Getting low call rate when converting from VDS to Sparse MatrixTable

Hi!

I’m trying to perform QC on a Hail VDS of ~40K samples, but I’m getting a very low average call rate if I convert the VDS into a sparse MatrixTable instead of a dense MatrixTable.

From what I understand, it appears that hail.vds.sample_qc does not return the call rate due to the lack of a GT field in the SVCR format. As such, I’ve tried to convert the VDS to a MatrixTable and add the GT field using hl.vds.lgt_to_gt. Below is a snippet of what I’ve tested.

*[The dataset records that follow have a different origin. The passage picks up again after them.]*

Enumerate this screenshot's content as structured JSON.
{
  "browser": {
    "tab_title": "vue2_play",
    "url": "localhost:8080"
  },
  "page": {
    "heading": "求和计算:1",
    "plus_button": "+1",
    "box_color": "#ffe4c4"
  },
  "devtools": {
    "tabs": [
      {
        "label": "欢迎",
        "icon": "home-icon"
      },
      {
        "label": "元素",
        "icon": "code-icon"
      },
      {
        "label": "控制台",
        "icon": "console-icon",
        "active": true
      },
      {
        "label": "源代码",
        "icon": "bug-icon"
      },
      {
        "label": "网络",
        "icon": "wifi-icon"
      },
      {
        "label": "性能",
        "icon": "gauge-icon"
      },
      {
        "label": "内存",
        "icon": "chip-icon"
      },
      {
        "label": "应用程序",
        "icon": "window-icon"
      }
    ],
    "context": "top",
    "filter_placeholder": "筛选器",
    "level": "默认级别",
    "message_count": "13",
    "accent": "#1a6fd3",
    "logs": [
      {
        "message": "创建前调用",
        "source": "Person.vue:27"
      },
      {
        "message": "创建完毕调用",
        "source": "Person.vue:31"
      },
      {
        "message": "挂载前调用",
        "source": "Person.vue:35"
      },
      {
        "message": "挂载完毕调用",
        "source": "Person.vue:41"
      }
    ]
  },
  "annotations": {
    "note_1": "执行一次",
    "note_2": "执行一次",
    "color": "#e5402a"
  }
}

vds = hl.vds.read_vds('/path/to/vds')
mt = hl.vds.to_merged_sparse_mt(vds)
mt = mt.annotate_entries(GT = hl.vds.lgt_to_gt(mt.LGT, mt.LA))
mt = hl.sample_qc(mt)
call_rate_stats = mt.aggregate_cols(hl.agg.stats(mt.sample_qc.call_rate))
print(call_rate_stats)

But the call rate stats returns:

Struct(mean=0.02902165238671222, stdev=0.012164182297370613, min=0.0073442539129184746, max=0.09326385727999727, n=42105, sum=1221.956673742518)

Conversely, if I replace line 2 with hl.vds.to_dense_mt(vds), then the call rate stats look more reasonable:

Struct(mean=0.9465120866668351, stdev=0.009011747423607979, min=0.9220336485184929, max=0.9535544189899148, n=42105, sum=39852.89140910709)

Is there a way to get around this issue? Ideally, I’d like to use the sparse MatrixTable for QC so that I can convert it back to a VDS for further analysis.